Acetonitrile Sigma Aldrich 34998
Acetic acid Sigma Aldrich 338826
Software
R 3.5.1 https://www.r-project.org/
Graph Pad Prism 6.07 https://www.graphpad.com/
IncuCyte version 2016B software https://www.essenbioscience.com/en/products/software/
Mascot version 2.4 http://www.matrixscience.com/
Proteome Discoverer version 1.4.1.14 Thermo Fisher Scientific
CAMV version 1.2 https://github.com/white-lab/CAMV
Other
Infinite 200 Pro microplate reader Tecan
IncuCyte ZOOM live cell imager Essen Bioscience
Cell Culture microplate, 96‐well, black, cearbottom Greiner Bio‐One 655090
speed vac Thermo Fisher Scientific
syringe pump Harvard Apparatus
tissue homogenizer VWR
C1000 Touch Thermo Cycler BioRad CFX384
100 μm capillaries Molex, LLC ‐ Polymicro Technologies TSP100375
50 μm capillaries Molex, LLC ‐ Polymicro Technologies TSP050375
200 μm capillaries Molex, LLC ‐ Polymicro Technologies TSP200350
FC203B fraction collector Gilson 171011
Zorbax 300Extend‐C18 5 μm 4.6 × 250 mm Agilent 770995‐902
1200 Infinity LC systems Agilent
Orbitrap Q‐Exactive Plus/Q Exactive HF‐x Thermo Fisher Scientific
Easy‐nLC 1000 Thermo Fisher Scientific
PicoFrit capillary column 50 μm ID × 15 cm New Objective PF360‐50‐##‐N‐5

Methods and Protocols

Materials

All chemicals were obtained from Sigma unless otherwise stated. 5 μm (ODS‐AQ, 12 nm, AQ12S05) and 10 μm (ODS‐A, 12 nm, AA12S11) reversed‐phase HPLC C18 material were purchased from YMC. Poros 20 MC metal chelate affinity resin was purchased from Applied Biosystems.
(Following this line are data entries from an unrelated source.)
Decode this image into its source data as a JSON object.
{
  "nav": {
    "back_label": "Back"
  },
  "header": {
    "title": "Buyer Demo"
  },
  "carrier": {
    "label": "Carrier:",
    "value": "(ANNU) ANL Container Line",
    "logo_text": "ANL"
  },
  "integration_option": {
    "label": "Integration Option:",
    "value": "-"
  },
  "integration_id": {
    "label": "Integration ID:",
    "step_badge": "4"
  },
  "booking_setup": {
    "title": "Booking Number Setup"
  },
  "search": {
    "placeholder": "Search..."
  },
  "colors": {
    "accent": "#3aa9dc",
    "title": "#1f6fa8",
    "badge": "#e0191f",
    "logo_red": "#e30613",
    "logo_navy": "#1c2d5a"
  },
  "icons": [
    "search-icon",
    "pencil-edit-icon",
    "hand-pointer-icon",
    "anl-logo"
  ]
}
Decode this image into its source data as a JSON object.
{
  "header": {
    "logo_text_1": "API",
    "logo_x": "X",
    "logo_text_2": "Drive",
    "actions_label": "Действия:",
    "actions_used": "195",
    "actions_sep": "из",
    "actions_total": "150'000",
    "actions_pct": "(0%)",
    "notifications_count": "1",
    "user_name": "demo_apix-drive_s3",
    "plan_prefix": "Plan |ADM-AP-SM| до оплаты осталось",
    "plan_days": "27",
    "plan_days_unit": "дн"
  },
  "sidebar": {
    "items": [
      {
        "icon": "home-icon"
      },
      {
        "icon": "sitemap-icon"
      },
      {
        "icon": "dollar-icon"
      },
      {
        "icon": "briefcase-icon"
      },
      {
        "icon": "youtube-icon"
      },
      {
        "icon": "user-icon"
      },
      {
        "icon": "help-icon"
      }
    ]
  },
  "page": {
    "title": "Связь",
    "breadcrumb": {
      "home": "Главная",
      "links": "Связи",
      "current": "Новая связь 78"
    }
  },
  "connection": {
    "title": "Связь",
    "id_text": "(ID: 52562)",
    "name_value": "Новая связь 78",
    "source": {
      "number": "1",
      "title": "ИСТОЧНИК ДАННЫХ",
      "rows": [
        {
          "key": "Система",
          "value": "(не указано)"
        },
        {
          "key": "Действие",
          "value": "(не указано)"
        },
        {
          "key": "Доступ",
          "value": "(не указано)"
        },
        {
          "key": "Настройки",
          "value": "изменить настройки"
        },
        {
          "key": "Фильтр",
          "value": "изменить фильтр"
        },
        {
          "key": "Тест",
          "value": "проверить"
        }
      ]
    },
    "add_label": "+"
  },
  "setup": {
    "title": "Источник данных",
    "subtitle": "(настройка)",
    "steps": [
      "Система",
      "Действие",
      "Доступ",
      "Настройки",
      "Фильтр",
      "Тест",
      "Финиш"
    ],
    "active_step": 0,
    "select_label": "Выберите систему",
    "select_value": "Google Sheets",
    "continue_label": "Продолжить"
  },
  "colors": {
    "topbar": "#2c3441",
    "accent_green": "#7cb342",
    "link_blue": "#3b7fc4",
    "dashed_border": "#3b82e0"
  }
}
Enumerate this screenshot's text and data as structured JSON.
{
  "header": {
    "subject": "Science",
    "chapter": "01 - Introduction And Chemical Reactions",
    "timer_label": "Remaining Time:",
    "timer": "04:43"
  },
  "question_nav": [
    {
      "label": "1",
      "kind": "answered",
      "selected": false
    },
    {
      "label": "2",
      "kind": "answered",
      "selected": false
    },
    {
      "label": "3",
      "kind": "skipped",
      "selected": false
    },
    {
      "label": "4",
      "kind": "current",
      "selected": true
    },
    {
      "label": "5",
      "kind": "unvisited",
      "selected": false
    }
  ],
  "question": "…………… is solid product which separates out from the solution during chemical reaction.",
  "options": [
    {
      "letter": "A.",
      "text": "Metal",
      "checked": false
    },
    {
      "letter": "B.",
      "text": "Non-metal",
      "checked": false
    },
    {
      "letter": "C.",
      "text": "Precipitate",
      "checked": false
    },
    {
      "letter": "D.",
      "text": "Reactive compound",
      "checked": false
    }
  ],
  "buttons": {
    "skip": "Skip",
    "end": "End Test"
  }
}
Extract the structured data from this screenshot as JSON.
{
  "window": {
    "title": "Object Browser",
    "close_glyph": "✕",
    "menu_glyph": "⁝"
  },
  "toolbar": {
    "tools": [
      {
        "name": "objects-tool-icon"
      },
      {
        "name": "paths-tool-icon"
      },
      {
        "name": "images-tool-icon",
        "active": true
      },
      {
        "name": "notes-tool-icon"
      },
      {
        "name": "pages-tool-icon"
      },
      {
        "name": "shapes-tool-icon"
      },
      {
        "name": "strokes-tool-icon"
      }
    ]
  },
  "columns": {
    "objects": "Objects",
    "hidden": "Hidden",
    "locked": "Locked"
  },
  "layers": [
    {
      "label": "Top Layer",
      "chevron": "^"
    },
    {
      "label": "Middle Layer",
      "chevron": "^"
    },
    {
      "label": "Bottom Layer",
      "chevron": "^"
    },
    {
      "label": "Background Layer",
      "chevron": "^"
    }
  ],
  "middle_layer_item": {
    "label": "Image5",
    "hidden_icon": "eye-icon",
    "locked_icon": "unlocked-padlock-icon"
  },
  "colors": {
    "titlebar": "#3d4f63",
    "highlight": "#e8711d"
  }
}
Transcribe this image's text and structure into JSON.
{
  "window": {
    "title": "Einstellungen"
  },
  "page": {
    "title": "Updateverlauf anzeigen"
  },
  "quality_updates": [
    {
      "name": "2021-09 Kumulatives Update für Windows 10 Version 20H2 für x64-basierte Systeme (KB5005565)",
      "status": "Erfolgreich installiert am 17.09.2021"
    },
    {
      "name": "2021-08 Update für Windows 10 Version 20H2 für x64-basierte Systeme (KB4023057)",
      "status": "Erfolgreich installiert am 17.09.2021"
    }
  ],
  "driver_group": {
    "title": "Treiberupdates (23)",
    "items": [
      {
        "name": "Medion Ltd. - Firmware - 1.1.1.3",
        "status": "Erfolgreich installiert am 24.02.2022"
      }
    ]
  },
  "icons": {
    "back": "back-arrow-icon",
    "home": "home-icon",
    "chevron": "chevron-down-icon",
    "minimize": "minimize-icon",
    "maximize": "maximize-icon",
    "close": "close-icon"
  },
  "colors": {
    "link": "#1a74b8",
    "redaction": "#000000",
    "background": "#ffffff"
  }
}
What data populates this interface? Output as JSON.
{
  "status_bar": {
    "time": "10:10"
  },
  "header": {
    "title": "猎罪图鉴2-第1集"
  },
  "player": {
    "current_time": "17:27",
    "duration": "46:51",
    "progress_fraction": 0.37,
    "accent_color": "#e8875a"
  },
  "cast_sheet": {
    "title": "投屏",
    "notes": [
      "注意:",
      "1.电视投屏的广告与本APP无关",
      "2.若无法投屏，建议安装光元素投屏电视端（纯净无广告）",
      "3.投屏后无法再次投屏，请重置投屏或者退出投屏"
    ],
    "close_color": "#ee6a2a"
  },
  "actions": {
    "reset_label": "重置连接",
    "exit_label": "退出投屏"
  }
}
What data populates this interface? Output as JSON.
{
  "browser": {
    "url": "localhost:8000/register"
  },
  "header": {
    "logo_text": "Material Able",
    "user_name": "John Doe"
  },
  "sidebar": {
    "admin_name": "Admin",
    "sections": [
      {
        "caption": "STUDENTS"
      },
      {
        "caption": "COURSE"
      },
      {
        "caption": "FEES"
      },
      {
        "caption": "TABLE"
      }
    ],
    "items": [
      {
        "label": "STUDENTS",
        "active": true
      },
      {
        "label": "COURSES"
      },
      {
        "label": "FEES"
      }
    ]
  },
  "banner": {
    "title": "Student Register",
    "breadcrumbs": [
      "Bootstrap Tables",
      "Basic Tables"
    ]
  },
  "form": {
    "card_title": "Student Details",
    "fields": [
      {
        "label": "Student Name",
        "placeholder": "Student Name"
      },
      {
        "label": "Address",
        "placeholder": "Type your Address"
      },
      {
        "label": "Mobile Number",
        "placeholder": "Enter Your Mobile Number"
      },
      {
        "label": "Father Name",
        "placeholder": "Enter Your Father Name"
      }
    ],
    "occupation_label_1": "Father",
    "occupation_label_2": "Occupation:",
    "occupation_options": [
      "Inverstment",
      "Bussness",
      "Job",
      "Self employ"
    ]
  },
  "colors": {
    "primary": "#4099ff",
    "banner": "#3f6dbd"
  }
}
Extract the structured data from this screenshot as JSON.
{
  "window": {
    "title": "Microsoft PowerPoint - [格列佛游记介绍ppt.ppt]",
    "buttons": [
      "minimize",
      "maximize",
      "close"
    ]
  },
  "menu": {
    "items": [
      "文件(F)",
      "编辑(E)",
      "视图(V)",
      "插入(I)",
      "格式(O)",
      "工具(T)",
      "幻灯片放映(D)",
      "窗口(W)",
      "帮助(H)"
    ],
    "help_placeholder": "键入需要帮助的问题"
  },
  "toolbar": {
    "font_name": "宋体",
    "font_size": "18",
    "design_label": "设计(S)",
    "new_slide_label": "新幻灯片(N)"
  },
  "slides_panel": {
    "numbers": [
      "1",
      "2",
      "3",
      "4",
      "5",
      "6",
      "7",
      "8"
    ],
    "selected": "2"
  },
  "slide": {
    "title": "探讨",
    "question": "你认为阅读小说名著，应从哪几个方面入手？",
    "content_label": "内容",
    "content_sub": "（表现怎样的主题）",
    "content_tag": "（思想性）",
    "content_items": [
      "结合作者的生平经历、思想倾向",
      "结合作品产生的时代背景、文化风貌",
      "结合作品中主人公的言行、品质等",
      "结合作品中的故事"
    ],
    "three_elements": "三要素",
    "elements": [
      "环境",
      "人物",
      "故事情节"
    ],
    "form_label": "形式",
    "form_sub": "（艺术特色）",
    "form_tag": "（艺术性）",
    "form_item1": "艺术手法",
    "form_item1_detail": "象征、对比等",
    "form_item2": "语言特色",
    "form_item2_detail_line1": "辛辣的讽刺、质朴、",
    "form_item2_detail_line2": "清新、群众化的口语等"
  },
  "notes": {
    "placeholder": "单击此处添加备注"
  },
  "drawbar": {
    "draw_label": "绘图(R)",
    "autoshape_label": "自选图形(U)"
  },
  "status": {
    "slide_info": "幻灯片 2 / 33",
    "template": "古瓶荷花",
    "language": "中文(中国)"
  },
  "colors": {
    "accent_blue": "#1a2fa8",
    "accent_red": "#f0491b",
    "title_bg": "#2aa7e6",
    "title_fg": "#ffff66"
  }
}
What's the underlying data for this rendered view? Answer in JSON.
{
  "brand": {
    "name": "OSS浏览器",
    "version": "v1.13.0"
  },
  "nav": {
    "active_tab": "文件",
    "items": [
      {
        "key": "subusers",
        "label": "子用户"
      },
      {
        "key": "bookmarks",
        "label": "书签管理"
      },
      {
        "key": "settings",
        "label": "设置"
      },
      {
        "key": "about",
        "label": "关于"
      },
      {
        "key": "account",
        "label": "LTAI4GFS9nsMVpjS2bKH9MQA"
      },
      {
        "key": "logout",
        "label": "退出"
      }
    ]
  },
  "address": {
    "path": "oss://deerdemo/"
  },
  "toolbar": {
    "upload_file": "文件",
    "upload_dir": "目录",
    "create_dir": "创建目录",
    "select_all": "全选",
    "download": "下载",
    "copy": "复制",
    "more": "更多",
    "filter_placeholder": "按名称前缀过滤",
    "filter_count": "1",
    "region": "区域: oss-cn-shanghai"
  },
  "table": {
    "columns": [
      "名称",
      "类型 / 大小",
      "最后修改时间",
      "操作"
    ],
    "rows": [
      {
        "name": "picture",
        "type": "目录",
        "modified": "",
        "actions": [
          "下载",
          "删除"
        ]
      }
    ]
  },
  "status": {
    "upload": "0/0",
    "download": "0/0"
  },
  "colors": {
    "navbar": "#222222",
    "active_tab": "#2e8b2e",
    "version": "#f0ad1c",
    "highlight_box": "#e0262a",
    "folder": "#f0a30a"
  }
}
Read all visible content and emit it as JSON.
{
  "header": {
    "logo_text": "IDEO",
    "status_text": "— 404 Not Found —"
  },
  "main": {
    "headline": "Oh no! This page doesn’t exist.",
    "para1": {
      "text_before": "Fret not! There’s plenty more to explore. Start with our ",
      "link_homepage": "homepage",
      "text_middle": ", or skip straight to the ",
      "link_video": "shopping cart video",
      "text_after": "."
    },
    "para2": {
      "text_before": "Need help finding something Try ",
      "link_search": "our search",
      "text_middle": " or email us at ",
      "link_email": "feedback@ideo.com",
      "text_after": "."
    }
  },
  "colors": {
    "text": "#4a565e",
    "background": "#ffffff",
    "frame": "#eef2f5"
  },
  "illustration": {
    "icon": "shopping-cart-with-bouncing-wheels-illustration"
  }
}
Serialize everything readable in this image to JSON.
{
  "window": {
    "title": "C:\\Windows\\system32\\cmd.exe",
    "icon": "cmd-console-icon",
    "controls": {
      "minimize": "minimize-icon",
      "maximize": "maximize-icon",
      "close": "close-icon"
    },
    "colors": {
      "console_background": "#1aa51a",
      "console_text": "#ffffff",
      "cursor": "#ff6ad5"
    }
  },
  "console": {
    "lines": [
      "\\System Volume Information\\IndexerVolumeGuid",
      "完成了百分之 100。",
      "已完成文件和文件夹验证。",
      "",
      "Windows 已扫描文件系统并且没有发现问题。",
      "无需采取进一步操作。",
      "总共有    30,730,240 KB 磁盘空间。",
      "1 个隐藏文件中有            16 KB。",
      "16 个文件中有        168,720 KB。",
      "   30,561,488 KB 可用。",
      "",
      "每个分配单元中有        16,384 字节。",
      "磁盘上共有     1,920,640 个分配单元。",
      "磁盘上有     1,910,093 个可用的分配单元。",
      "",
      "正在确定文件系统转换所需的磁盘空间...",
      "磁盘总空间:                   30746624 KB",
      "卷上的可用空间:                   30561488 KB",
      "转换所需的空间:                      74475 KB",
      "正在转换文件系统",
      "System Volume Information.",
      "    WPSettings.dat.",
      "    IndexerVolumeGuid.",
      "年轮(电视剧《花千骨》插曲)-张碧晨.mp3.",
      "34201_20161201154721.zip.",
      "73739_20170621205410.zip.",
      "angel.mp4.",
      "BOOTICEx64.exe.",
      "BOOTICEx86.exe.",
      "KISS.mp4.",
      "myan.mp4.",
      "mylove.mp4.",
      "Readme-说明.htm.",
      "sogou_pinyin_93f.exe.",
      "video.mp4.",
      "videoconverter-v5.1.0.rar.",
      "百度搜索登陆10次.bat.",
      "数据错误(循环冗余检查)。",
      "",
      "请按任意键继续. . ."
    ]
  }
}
Dasatinib was purchased from Selleckchem.

Cell culture

H4IIE cells were maintained in low glucose Minimum Essential Medium containing 10% FBS, 1% non‐essential amino acids, and 1% L‐glutamine. Cells were tested to be mycoplasma free. For short time‐point treatments (< 12 h), cells were starved in medium alone for 12 h before the addition of FFA/BSA medium. Fatty acid stock solutions were prepared by coupling FFAs with bovine serum albumin (BSA). First, palmitate was dissolved in 0.01 N NaOH to final concentrations of 2–10 mmol/l while heating at 70°C for 3–5 h. Oleate was dissolved in 0.01 N NaOH and heated at 37°C. Fatty acid solution was added to equal parts of 37°C warm 10% BSA in PBS and heated at 37°C for 15 min. Inhibitor and antioxidant treatment were performed for 12 h in the presence of 0.25 mmol/l FFA before cell lysis. Cells were approximately 50% confluent before starving and treatment.

Animals

Data set 1: We obtained C57BL/6J mice (stock number 000664), Alb‐cre mice (stock number 003574; Postic et al, 1999), and InsrLoxP/LoxP mice (stock number 006955; Brüning et al, 1998) from the Jackson Laboratory. Studies were performed using male mice on the C57BL/6J background. All mice were housed in a specific pathogen‐free facility accredited by the American Association for Laboratory Animal Care. We fed the mice either (i) a normal chow diet (NC, Prolab Isopro RMH 3000, Purina) for 24 weeks, or (ii) standard NC followed by 6 or 16 weeks of high‐fat diet (HFD, S3282, Bioserv) until an age of 24 weeks to obtain the same age end‐point. For experiments with BHA (2(3)‐tert‐butyl‐4 hydroxyanisole), the high‐fat diet contained 1.5% BHA. We measured fat and lean mass noninvasively using 1H‐MRS (Echo Medical Systems). All experiments were carried out in accordance with guidelines for the use of laboratory animals and were approved by the Institutional Animal Care and Use Committee (IACUC) of the University of Massachusetts Medical School. Mice were fasted overnight (18 h) and treated by intraperitoneal injection with insulin (Novilin R, Norvo Nordisk) for the indicated time points prior to liver resection.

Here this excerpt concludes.